¢нαριтяє ɪɪ : Un nuage de lait - partie 1
Je cours après ma cible. Je me délecte de chacun de mes pas. Ma course est légère, fluide. Je rattrape en un rien de temps la jeune fille essoufflée qui renifle, jetant des coups d'œil inquiet aux vitrines des magasins dans l'espoir que ses larmes ne se voit pas trop sur son visage. Peine perdue : ses cheveux sont collants d'eau salée, son mascara a coulé sur ses joues, ses yeux sont gonflés, bouffis, rougis. Et la morve colle toujours sur son pull vert et sur son nez devenu vermillon. J'esquisse un rictus moqueur. Les larmes sont mon domaine. Je vois la beauté qu'elles révèlent. Comme les horreurs. Et ces larmes-ci sont des larmes insignifiantes provoquées par une peine de cœur stupide. Elles seront vite séchées. Puis recommenceront à couler. Encore et toujours.
Mieux vaut aider cette jeune fille à sortir de ce cycle infernal rapidement. Plus vite elle comprendra vite qu'elle n'est pas faite pour l'Amour, plus vite elle économisera son maquillage et s'épargnera les migraines qu'entraînent les larmes.
Et je pourrais plus rapidement mettre fin à cette mission ridicule.
Elle entre dans un café en plaçant ses mèches devant ses yeux. La devanture est rouge, accueillante. "Café Holmes" est écrite en lettre blanche sur la façade vitrée. A travers celle-ci on voit quelques personnes déjà installées sur les sièges couleur cerise.
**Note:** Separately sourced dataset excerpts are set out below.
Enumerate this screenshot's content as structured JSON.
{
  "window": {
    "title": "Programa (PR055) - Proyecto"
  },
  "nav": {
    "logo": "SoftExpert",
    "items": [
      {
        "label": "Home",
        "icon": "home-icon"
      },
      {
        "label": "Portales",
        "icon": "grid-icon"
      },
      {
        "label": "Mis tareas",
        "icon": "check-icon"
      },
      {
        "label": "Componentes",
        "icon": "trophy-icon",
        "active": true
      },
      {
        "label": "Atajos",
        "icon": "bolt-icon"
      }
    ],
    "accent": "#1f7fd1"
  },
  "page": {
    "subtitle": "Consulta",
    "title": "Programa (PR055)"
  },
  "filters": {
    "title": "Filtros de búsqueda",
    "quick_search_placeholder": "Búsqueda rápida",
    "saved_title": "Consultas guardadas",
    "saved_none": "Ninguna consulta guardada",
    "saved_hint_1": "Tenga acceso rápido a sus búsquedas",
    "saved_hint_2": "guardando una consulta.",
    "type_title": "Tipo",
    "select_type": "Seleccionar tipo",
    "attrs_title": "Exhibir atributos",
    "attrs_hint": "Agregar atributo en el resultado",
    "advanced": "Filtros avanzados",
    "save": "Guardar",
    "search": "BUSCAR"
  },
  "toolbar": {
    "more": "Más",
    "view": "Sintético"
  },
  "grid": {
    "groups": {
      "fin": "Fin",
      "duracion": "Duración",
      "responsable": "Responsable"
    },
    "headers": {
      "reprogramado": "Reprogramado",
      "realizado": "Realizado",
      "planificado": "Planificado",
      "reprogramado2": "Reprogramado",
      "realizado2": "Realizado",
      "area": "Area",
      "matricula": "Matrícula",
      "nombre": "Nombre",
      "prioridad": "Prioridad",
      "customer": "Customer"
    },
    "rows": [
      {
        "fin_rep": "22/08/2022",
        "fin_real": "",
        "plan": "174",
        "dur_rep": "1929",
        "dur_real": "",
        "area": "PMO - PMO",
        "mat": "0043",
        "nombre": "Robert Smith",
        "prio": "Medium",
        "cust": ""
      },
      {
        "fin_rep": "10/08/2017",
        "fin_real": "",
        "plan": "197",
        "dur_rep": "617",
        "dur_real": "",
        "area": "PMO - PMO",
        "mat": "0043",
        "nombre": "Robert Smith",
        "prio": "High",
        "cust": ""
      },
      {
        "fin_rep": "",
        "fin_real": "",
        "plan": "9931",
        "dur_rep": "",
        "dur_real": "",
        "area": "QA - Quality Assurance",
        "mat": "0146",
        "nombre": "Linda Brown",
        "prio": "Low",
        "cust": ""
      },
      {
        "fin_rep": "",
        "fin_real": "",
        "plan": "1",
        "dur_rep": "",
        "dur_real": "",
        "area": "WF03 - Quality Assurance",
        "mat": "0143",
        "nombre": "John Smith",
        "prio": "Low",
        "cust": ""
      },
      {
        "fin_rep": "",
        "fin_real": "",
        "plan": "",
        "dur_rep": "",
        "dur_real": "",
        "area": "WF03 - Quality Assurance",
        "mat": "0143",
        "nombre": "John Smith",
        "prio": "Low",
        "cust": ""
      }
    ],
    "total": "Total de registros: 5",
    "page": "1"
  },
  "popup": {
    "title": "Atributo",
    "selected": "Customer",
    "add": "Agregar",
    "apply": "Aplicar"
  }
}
Les conversations muettes vont de bon train.
Un endroit rassurant et sucré pour une amer peine de cœur, je songe.
Je rentre en passant à travers la porte vitrée aux couleurs vives.
Je déteste passer à travers les murs. Mais tant que je ne pourrais pas prendre consistance physique, je n'ai pas le choix. J'en viens presque à désirer qu'elle me remarque, cette fille stupide qui s'assoit sur une table au fond pour cacher ses larmes aux yeux du monde, commandant timidement un café avec un nuage de lait.
- Votre histoire doit être terrible pour que vous parliez aussi gravement du destin.
- Pas tant que ça, je répond avec un haussement d'épaule. La vie n'est jamais totalement tragique ni totalement heureuse. C'est justement pour ça que l'on ne lui pas donné le nom de Souffrance ou de Joie. "
Je regarde, le bar, un peu perdu dans mes pensées. Les ventilateurs au plafond tournent toujours. Une fine odeur de tabac froid flotte dans l'air. Pourtant l'établissement porte un petit panneau non fumeur sur son entrée. Du moins, je crois en avoir vu une. Je me tourne vers l'entrée. A travers la vitre, je vois le petit panneau rond, une cigarette barrée se devinant en transparence.
- Il y a vraiment quelque chose d'étrange ici, je marmonne.
- Tous les bars ont une particularité, une ambiance particulière, fait le patron en claquant ses mains sur ses cuisses, rieur.
Je regarde ses mains calleuses sur ces cuisses. Les compare aux miennes, fines et délicates par rapport à ces mains énorme, endurcies par le travail. Je remarque que je tiens toujours le dessous de verre. La tasse de café me rappelle cet endroit où m'avait entraîné Ophélie la première fois.
- C'est vrai, avais-je dit. Le café où allait Ophélie aussi était particulier. Tout rouge. Elle adorait cet endroit,c'était son refuge quand elle n'était pas bien. Elle commandait toujours la même boisson. Un café. Avec un nuage de lait.
Je me retiens d'ajouter que quelque part, demander ce petit nuage blanc au milieu de son café montrait peut-être qu'Ophélie connaissait quelque part au fond d'elle cette connexion qu'elle avait avec le ciel. Je regarde vers le comptoir ; parler de boisson m'a rappelé le verre que m'avait servi le barman. Mais le verre avait disparu.